We kunnen ons niet goed voorbereiden op de wederkomst van Christus als wij niet het eeuwige
doel of voornemen van God zuiver voor ogen hebben. Petrus zegt dat de zaligheid van onze zielen het
einddoel van ons geloof is (1 Petr. 1:9). Onze ziel verwijst naar ons natuurlijke leven, dat in
overeenstemming moet worden gebracht met het nieuwe leven dat in onze wedergeboren geest
aanwezig is.

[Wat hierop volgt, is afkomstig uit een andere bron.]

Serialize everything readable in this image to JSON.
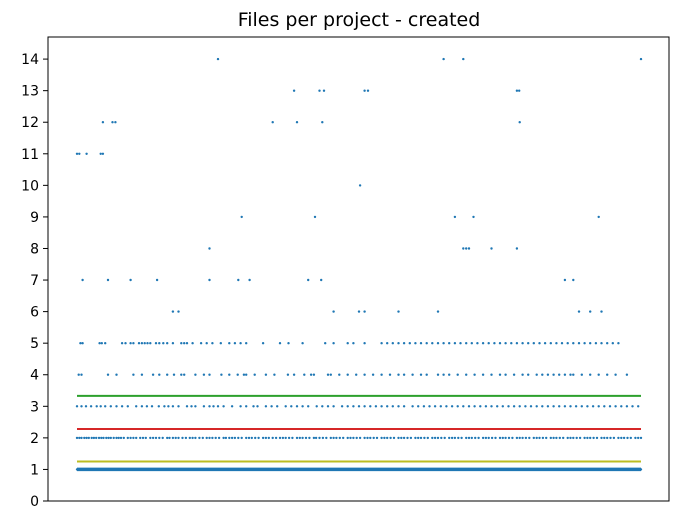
{
  "chart_data": {
    "type": "scatter",
    "title": "Files per project - created",
    "xlabel": "",
    "ylabel": "",
    "ylim": [
      0,
      14.7
    ],
    "yticks": [
      0,
      1,
      2,
      3,
      4,
      5,
      6,
      7,
      8,
      9,
      10,
      11,
      12,
      13,
      14
    ],
    "ytick_labels": [
      "0",
      "1",
      "2",
      "3",
      "4",
      "5",
      "6",
      "7",
      "8",
      "9",
      "10",
      "11",
      "12",
      "13",
      "14"
    ],
    "x_range": [
      0,
      100
    ],
    "x_ticks_visible": false,
    "grid": false,
    "series_color": "#1f77b4",
    "reference_lines": [
      {
        "value": 1.0,
        "color": "#1f77b4"
      },
      {
        "value": 1.25,
        "color": "#bcbd22"
      },
      {
        "value": 2.28,
        "color": "#d62728"
      },
      {
        "value": 3.33,
        "color": "#2ca02c"
      }
    ],
    "series": [
      {
        "values_by_level": [
          {
            "y": 1,
            "x": [
              0,
              0.5,
              1,
              1.5,
              2,
              2.5,
              3,
              3.5,
              4,
              4.5,
              5,
              5.5,
              6,
              6.5,
              7,
              7.5,
              8,
              8.5,
              9,
              9.5,
              10,
              10.5,
              11,
              11.5,
              12,
              12.5,
              13,
              13.5,
              14,
              14.5,
              15,
              15.5,
              16,
              16.5,
              17,
              17.5,
              18,
              18.5,
              19,
              19.5,
              20,
              20.5,
              21,
              21.5,
              22,
              22.5,
              23,
              23.5,
              24,
              24.5,
              25,
              25.5,
              26,
              26.5,
              27,
              27.5,
              28,
              28.5,
              29,
              29.5,
              30,
              30.5,
              31,
              31.5,
              32,
              32.5,
              33,
              33.5,
              34,
              34.5,
              35,
              35.5,
              36,
              36.5,
              37,
              37.5,
              38,
              38.5,
              39,
              39.5,
              40,
              40.5,
              41,
              41.5,
              42,
              42.5,
              43,
              43.5,
              44,
              44.5,
              45,
              45.5,
              46,
              46.5,
              47,
              47.5,
              48,
              48.5,
              49,
              49.5,
              50,
              50.5,
              51,
              51.5,
              52,
              52.5,
              53,
              53.5,
              54,
              54.5,
              55,
              55.5,
              56,
              56.5,
              57,
              57.5,
              58,
              58.5,
              59,
              59.5,
              60,
              60.5,
              61,
              61.5,
              62,
              62.5,
              63,
              63.5,
              64,
              64.5,
              65,
              65.5,
              66,
              66.5,
              67,
              67.5,
              68,
              68.5,
              69,
              69.5,
              70,
              70.5,
              71,
              71.5,
              72,
              72.5,
              73,
              73.5,
              74,
              74.5,
              75,
              75.5,
              76,
              76.5,
              77,
              77.5,
              78,
              78.5,
              79,
              79.5,
              80,
              80.5,
              81,
              81.5,
              82,
              82.5,
              83,
              83.5,
              84,
              84.5,
              85,
              85.5,
              86,
              86.5,
              87,
              87.5,
              88,
              88.5,
              89,
              89.5,
              90,
              90.5,
              91,
              91.5,
              92,
              92.5,
              93,
              93.5,
              94,
              94.5,
              95,
              95.5,
              96,
              96.5,
              97,
              97.5,
              98,
              98.5,
              99,
              99.5,
              100
            ]
          },
          {
            "y": 2,
            "x": [
              0,
              0.4,
              0.8,
              1.3,
              1.7,
              2.1,
              2.6,
              3,
              3.4,
              3.9,
              4.3,
              4.7,
              5.2,
              5.6,
              6,
              6.5,
              7,
              7.4,
              7.8,
              8.3,
              9,
              9.5,
              10,
              10.5,
              11.2,
              11.7,
              12.2,
              13,
              13.5,
              14,
              14.6,
              15.2,
              16,
              16.4,
              17,
              17.5,
              18,
              18.7,
              19.3,
              20,
              20.5,
              21,
              21.7,
              22.3,
              23,
              23.5,
              24,
              24.6,
              25.2,
              26,
              26.4,
              27,
              27.5,
              28,
              28.6,
              29.2,
              30,
              30.5,
              31,
              31.6,
              32.2,
              33,
              33.5,
              34,
              34.7,
              35.3,
              36,
              36.5,
              37,
              37.6,
              38.2,
              39,
              39.5,
              40,
              40.6,
              41.2,
              42,
              42.4,
              43,
              43.6,
              44.2,
              45,
              45.5,
              46,
              46.6,
              47.2,
              48,
              48.5,
              49,
              49.6,
              50.2,
              51,
              51.5,
              52,
              52.6,
              53.2,
              54,
              54.5,
              55,
              55.6,
              56.2,
              57,
              57.5,
              58,
              58.6,
              59.2,
              60,
              60.5,
              61,
              61.6,
              62.2,
              63,
              63.5,
              64,
              64.6,
              65.2,
              66,
              66.5,
              67,
              67.6,
              68.2,
              69,
              69.5,
              70,
              70.6,
              71.2,
              72,
              72.5,
              73,
              73.6,
              74.2,
              75,
              75.5,
              76,
              76.6,
              77.2,
              78,
              78.5,
              79,
              79.6,
              80.2,
              81,
              81.5,
              82,
              82.6,
              83.2,
              84,
              84.5,
              85,
              85.6,
              86.2,
              87,
              87.5,
              88,
              88.6,
              89.2,
              90,
              90.5,
              91,
              91.6,
              92.2,
              93,
              93.5,
              94,
              94.6,
              95.2,
              96,
              96.5,
              97,
              97.6,
              98.2,
              99,
              99.5,
              100
            ]
          },
          {
            "y": 3,
            "x": [
              0,
              0.8,
              1.6,
              2.5,
              3.5,
              4.2,
              5,
              6,
              7,
              8,
              9,
              10.5,
              11.5,
              12.4,
              13.3,
              14.5,
              15.5,
              16.2,
              17,
              18,
              19.5,
              20.3,
              21,
              22.5,
              23.5,
              24.2,
              25,
              26,
              27.5,
              29,
              30,
              31.3,
              32,
              33.5,
              34.5,
              35.5,
              37,
              38,
              39,
              40,
              41,
              42.5,
              43.5,
              44.5,
              45.5,
              47,
              48,
              49,
              50,
              51,
              52,
              53,
              54,
              55,
              56,
              57,
              58,
              59.5,
              60.5,
              61.5,
              62.5,
              63.5,
              64.5,
              65.5,
              66.5,
              67.5,
              68.5,
              69.5,
              70.5,
              71.5,
              72.5,
              73.5,
              74.5,
              75.5,
              76.5,
              77.5,
              78.5,
              79.5,
              80.5,
              81.5,
              82.5,
              83.5,
              84.5,
              85.5,
              86.5,
              87.5,
              88.5,
              89.5,
              90.5,
              91.5,
              92.5,
              93.5,
              94.5,
              95.5,
              96.5,
              97.5,
              98.5,
              99.5
            ]
          },
          {
            "y": 4,
            "x": [
              0.3,
              0.8,
              5.5,
              7,
              10,
              11.5,
              13.5,
              14.6,
              16,
              17.2,
              18.5,
              19,
              21,
              22.5,
              23.5,
              25.6,
              27,
              28.5,
              29.6,
              30,
              31.5,
              33.5,
              35,
              37.4,
              38.5,
              40.3,
              41.5,
              42,
              44.5,
              45,
              46.5,
              48,
              49.5,
              51,
              52.5,
              54,
              55.5,
              57,
              58,
              59.5,
              61,
              62,
              64,
              65,
              66,
              67.5,
              69,
              70.5,
              72,
              73.5,
              75,
              76,
              77.5,
              79,
              80,
              81.5,
              82.5,
              83.5,
              84.5,
              85.5,
              86.5,
              87.5,
              88,
              89.5,
              91,
              92.5,
              94,
              95.5,
              97.5
            ]
          },
          {
            "y": 5,
            "x": [
              0.6,
              1,
              4,
              4.4,
              5,
              8,
              8.6,
              9.5,
              10,
              11,
              11.5,
              12,
              12.5,
              13,
              14,
              14.6,
              15.3,
              16,
              17,
              18.5,
              19,
              19.5,
              20.5,
              22,
              23,
              24,
              25.5,
              27,
              28,
              29,
              30,
              33,
              36,
              37.5,
              40,
              44,
              45.5,
              48,
              49,
              51,
              54,
              55,
              56,
              57,
              58,
              59,
              60,
              61,
              62,
              63,
              64,
              65,
              66,
              67,
              68,
              69,
              70,
              71,
              72,
              73,
              74,
              75,
              76,
              77,
              78,
              79,
              80,
              81,
              82,
              83,
              84,
              85,
              86,
              87,
              88,
              89,
              90,
              91,
              92,
              93,
              94,
              95,
              96
            ]
          },
          {
            "y": 6,
            "x": [
              17,
              18,
              45.5,
              50,
              51,
              57,
              64,
              89,
              91,
              93
            ]
          },
          {
            "y": 7,
            "x": [
              1,
              5.5,
              9.5,
              14.2,
              23.5,
              28.6,
              30.6,
              41,
              43.3,
              86.5,
              88
            ]
          },
          {
            "y": 8,
            "x": [
              23.5,
              68.5,
              69,
              69.5,
              73.5,
              78
            ]
          },
          {
            "y": 9,
            "x": [
              29.2,
              42.2,
              67,
              70.3,
              92.5
            ]
          },
          {
            "y": 10,
            "x": [
              50.2
            ]
          },
          {
            "y": 11,
            "x": [
              0,
              0.4,
              1.7,
              4.2,
              4.6
            ]
          },
          {
            "y": 12,
            "x": [
              4.6,
              6.3,
              6.8,
              34.7,
              39,
              43.5,
              78.5
            ]
          },
          {
            "y": 13,
            "x": [
              38.5,
              43,
              43.8,
              51,
              51.6,
              78,
              78.4
            ]
          },
          {
            "y": 14,
            "x": [
              25,
              65,
              68.5,
              100
            ]
          }
        ]
      }
    ]
  }
}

De eerste gewoonte die wij als christen moeten vormen, is voortdurend de rijkdom te zien
die wij door de goddelijke natuur in onze geest hebben gekregen.
Een gewoonte die wij daarna zo snel mogelijk moeten leren is om een doelgericht leven in de Heer
te leven met het einddoel van het geloof voor ogen (1 Petr. 1:9; Jozua 1:8). Een christen stelt niet zo
maar doelen, maar doelen die gevormd worden op basis van het nieuwe leven in ons. God spoorde
Jozua aan om het Gods woord nauwgezet te onderhouden, want dan zou hij op zijn wegen zijn doel
bereiken (Jozua 1:8). Doelen worden alleen bereikt door in een afhankelijke wandel met de Heer ons
er naar uit te strekken. Bij het bereiken van dit doel vroeg Kaleb: “Geef mij het bergland” (Jozua
14:12). Om ons voor te bereiden op de komst van de Heer en Zijn koninkrijk te beërven, is meer nodig
dan wedergeboren te zijn. We moeten ons uitstrekken om alles te ontvangen wat de Heer voor ons in
petto heeft. Paulus was een man die voor zijn bekering alles over had voor zijn strijd voor het
Jodendom. Hoewel hij blind was voor de Heer, was het zijn houding die de Heer beloonde om voor
een zaak volledig te gaan. Zijn ook wij bereid met hart en ziel voor het eeuwig voornemen van de
Heer te gaan? Alleen op deze manier bereiden we ons voor op de wederkomst van de Heer.
Een christen stelt niet zo maar doelen, maar doelen die gevormd worden
op basis van het nieuwe leven in ons.